In political parlance, Governor Rick Scott was for Common Core standards before he was seemingly, against them. The Common Core standards have been criticized by both the left and the right recently, but for different reasons. The left is worried about more standardized testing, while the right sees the standards, and their attached tests as federal overreach—a point emphasized by Governor Rick Scott himself:
“It was their entry point to intrusion and involvement in our system. I believe we should come up with a test that works for us. We want high standards but we don’t want their involvement," he told reporters earlier in the week.
But when asked repeatedly to provide examples of how a test developed by multiple states represents a federal overreach, Scott repeated himself:
"It’s the entry point where the federal government would be more involved in or education system and I oppose that. That’s what I talked to Secretary Duncan about and I will continue to oppose that.”
But Abagail McIver, spokeswoman for the conservative group Americans for Prosperity Florida, is very clear about what she means, when she says the PARCC exams have been hijacked by the federal government. She points to the acceptance of $180 million in federal money used to develop the exams.
“If we take that money, then we have to abide by their rules," she said.
McIver also points to a bulletin on the U.S. Department of Education’s website which outlines a review process for the Partnership for Assessment of Readiness for College and Careers, or PARCC, the multi-state group developing the exams. The consortium used federal money to create the tests. But new rules from the federal government in April are what really sets McIver and other critics off:
“They announced they had created a 7-person technical review panel, that is going to be reviewing all of the assessments and the curriculum that the testing consortia are establishing...and they can do that because they’ve given those testing consortia more than $360 million.'"
But even though the PARCC consortium and, to a smaller extent, the Common Core standards, have come up with some curriculum recommendations, states do not have to abide by them. Under Scott’s executive order, Florida will relinquish its position as treasurer for the group. But the Governor stopped short of asking Florida be withdrawn from PARCC altogether. He also did not ask the state to abandon the PARCC exams, which are set to replace most of the FCAT tests in the next two years.

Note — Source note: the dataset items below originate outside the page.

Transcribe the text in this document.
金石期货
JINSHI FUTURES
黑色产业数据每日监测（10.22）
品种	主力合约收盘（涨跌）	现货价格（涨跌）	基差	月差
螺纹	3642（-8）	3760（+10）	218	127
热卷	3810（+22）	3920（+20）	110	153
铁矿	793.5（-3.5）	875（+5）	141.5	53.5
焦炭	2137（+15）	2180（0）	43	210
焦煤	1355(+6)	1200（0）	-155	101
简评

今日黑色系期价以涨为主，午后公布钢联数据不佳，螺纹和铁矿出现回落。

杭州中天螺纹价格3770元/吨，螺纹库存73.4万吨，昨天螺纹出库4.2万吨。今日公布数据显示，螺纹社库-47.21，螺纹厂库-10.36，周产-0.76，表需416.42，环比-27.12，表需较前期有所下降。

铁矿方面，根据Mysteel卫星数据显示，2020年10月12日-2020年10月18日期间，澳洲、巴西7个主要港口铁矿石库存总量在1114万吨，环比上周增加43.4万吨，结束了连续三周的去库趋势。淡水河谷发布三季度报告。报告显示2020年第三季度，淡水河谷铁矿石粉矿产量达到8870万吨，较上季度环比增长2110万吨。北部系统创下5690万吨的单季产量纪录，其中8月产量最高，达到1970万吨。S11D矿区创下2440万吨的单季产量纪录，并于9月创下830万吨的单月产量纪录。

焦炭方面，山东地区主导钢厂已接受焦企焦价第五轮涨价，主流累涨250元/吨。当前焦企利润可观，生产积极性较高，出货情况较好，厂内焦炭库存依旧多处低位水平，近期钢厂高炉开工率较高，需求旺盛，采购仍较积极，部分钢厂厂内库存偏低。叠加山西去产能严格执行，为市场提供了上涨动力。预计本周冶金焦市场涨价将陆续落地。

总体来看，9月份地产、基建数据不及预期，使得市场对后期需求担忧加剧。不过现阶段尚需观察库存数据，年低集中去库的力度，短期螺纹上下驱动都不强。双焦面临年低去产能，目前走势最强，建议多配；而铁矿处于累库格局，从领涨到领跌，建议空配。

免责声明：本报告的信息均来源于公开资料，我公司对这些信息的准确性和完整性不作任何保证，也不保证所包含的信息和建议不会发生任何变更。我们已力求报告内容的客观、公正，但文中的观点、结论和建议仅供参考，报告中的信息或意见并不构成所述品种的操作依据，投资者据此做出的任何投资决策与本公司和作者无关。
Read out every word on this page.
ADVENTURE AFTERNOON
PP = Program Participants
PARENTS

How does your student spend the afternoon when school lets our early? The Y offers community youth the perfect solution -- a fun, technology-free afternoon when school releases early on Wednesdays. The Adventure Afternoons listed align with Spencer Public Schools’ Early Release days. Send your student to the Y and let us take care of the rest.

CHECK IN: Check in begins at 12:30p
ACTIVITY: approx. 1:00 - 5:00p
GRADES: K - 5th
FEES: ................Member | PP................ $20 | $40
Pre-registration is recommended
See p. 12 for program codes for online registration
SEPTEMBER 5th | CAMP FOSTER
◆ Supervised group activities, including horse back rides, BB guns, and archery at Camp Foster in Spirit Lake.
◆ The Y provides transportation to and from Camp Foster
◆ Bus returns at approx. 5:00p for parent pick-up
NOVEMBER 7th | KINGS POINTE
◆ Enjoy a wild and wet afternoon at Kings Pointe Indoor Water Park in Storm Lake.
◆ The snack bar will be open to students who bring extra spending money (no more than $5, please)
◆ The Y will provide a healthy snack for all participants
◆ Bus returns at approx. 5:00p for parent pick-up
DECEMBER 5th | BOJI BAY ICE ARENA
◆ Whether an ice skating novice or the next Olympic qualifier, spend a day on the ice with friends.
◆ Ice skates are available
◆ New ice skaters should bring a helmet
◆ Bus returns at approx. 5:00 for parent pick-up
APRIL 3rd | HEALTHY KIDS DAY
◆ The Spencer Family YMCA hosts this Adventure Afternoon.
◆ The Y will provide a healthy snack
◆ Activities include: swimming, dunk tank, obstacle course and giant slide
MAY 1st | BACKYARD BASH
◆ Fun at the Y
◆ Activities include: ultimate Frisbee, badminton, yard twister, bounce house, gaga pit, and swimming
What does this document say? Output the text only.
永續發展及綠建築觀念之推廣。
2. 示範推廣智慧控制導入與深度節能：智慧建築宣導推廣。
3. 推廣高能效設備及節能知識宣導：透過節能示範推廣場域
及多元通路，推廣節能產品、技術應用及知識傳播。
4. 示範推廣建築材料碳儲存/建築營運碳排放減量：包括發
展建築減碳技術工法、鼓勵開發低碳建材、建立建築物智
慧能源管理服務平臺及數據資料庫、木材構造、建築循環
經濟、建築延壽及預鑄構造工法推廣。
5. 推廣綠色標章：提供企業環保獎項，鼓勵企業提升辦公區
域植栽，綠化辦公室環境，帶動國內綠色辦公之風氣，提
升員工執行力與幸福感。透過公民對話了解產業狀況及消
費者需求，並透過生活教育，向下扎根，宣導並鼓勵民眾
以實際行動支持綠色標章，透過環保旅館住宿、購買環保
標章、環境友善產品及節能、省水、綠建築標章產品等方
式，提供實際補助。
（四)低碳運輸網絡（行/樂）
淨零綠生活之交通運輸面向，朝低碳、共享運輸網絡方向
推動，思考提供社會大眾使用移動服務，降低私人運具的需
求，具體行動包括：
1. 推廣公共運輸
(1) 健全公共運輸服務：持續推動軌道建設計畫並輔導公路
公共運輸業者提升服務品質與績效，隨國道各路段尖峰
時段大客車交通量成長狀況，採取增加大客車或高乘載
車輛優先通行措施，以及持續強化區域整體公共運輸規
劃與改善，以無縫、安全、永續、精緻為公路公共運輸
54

“I talked about avenues, and keeping all avenues open. PARCC was one of those, and still is on the table as one of those, as would be a competitive bid and other state contracts," said Florida Education Commissioner Pam Stewart, who will have to carry out the Governor’s Executive Order.
It also calls on the Florida Department of Education to hold a series of public meetings on Common Core, which Stewart says she intends to do.

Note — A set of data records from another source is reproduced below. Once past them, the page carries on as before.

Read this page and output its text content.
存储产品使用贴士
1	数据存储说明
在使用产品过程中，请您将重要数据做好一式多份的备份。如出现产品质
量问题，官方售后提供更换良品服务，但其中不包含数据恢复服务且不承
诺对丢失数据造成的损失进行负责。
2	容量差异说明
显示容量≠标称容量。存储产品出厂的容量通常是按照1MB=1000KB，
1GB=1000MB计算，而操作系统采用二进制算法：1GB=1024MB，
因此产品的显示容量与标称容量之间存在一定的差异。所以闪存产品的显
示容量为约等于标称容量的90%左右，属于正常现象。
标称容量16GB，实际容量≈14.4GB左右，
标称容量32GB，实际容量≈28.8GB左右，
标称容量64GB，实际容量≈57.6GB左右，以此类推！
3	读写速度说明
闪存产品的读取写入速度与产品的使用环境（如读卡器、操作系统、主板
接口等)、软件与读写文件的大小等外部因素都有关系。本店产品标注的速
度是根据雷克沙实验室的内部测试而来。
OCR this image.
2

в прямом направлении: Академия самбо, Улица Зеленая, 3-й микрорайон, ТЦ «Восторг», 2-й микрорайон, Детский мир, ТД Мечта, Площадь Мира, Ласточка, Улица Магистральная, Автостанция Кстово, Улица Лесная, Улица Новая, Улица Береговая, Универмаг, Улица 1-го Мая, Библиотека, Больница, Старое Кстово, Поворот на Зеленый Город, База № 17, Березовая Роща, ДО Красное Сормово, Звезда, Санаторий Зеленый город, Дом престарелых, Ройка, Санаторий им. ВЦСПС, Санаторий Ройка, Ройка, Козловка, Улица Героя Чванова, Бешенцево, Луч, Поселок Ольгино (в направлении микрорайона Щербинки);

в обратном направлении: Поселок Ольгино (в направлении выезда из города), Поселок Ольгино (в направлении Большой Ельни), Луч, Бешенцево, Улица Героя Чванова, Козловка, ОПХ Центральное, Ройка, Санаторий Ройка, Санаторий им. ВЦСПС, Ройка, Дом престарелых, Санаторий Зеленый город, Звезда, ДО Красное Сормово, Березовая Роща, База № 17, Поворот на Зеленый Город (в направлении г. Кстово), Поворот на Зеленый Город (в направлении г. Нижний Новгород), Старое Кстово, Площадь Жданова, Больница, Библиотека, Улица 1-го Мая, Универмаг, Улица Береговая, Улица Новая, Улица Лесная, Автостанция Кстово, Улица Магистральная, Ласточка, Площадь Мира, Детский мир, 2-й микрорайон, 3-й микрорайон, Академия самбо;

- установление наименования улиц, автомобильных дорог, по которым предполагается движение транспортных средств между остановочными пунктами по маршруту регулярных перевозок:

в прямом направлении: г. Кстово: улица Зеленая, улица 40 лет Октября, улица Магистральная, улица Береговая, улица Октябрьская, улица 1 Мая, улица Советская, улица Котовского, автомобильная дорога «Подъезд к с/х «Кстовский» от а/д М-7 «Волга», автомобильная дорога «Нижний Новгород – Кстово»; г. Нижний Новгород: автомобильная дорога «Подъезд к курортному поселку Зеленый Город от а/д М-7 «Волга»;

In addition to concerns over testing, several groups have also voiced problems with the standards themselves—most of that has to do with concerns the federal government will try to dictate curriculum—the stuff teachers teach in the classroom.
Those standards are already being taught to students in Kindergarten through 2nd grade. Next year, they’ll apply to all students. And some, like Florida State University political scientist Carol Weissert, view the governor’s executive order as largely symbolic:
“There are people, particularly Tea Party types, who are railing about the Core standards, and so this responds to that, but doesn’t really pull the state out of the group, but very symbolically takes a stand against the Core standards and blames the federal government.”

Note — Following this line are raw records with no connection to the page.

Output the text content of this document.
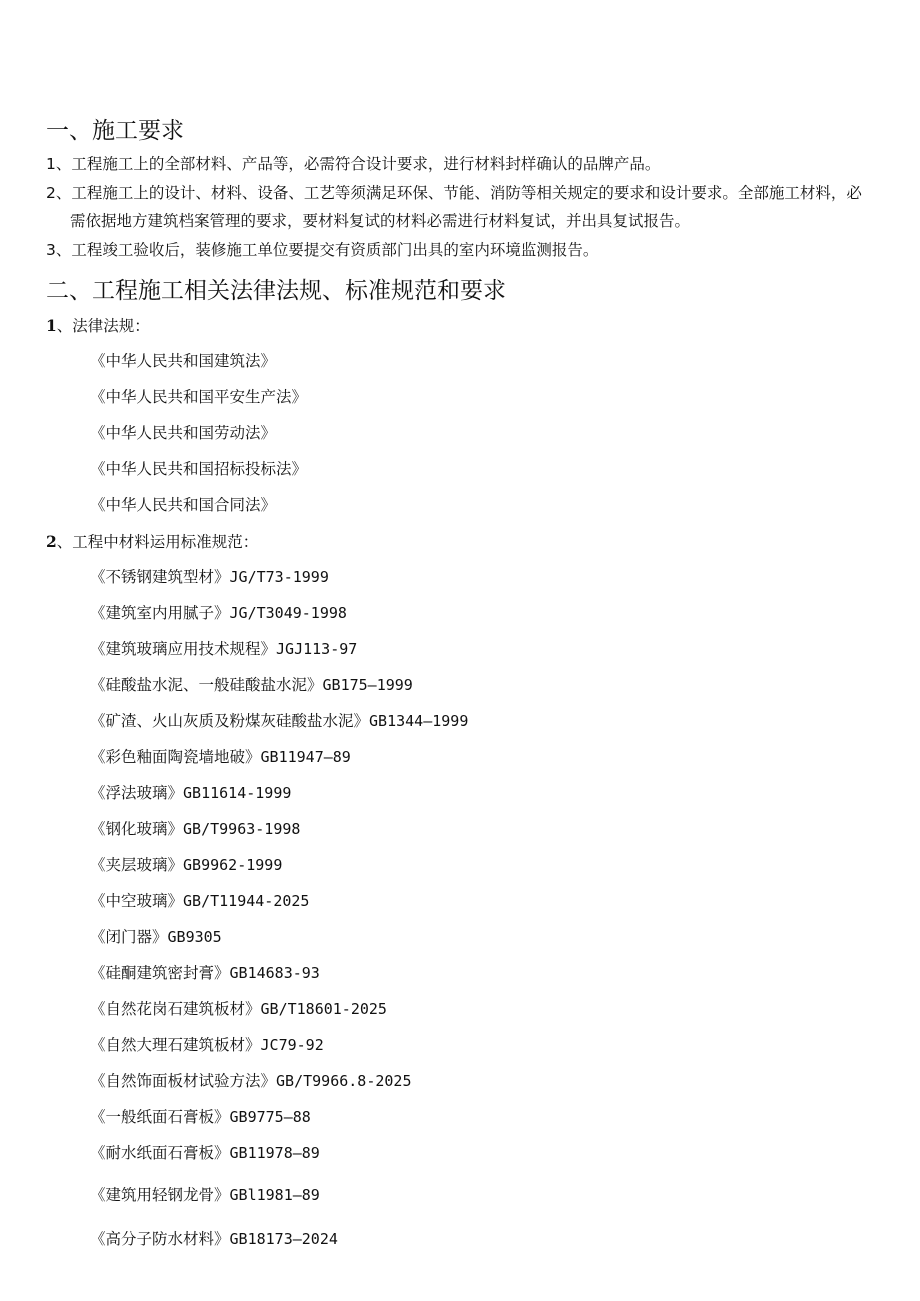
一、施工要求
1、工程施工上的全部材料、产品等，必需符合设计要求，进行材料封样确认的品牌产品。
2、工程施工上的设计、材料、设备、工艺等须满足环保、节能、消防等相关规定的要求和设计要求。全部施工材料，必需依据地方建筑档案管理的要求，要材料复试的材料必需进行材料复试，并出具复试报告。
3、工程竣工验收后，装修施工单位要提交有资质部门出具的室内环境监测报告。
二、工程施工相关法律法规、标准规范和要求
1、法律法规：
《中华人民共和国建筑法》
《中华人民共和国平安生产法》
《中华人民共和国劳动法》
《中华人民共和国招标投标法》
《中华人民共和国合同法》
2、工程中材料运用标准规范：
《不锈钢建筑型材》JG/T73-1999
《建筑室内用腻子》JG/T3049-1998
《建筑玻璃应用技术规程》JGJ113-97
《硅酸盐水泥、一般硅酸盐水泥》GB175—1999
《矿渣、火山灰质及粉煤灰硅酸盐水泥》GB1344—1999
《彩色釉面陶瓷墙地破》GB11947—89
《浮法玻璃》GB11614-1999
《钢化玻璃》GB/T9963-1998
《夹层玻璃》GB9962-1999
《中空玻璃》GB/T11944-2025
《闭门器》GB9305
《硅酮建筑密封膏》GB14683-93
《自然花岗石建筑板材》GB/T18601-2025
《自然大理石建筑板材》JC79-92
《自然饰面板材试验方法》GB/T9966.8-2025
《一般纸面石膏板》GB9775—88
《耐水纸面石膏板》GB11978—89
《建筑用轻钢龙骨》GBl1981—89
《高分子防水材料》GB18173—2024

Weissert says while she does not think Scott is ‘pandering’ to his base, she notes criticism of Common Core has ratcheted up in Florida in the last six months, and that Scott is paying attention:
“The governor was in favor of it. Things change, circumstances change, but I think we’re very close to entering into an election year and I think this is may be an issue that’s going to be very dear, not only to his base, but um...a lot of people have kids in school, a lot of people are concerned about education. It’s a salient issue, and what this tells me is that this will be a big issue in the campaign.”
And, she thinks, Common Core could play a big role in next year’s gubernatorial race.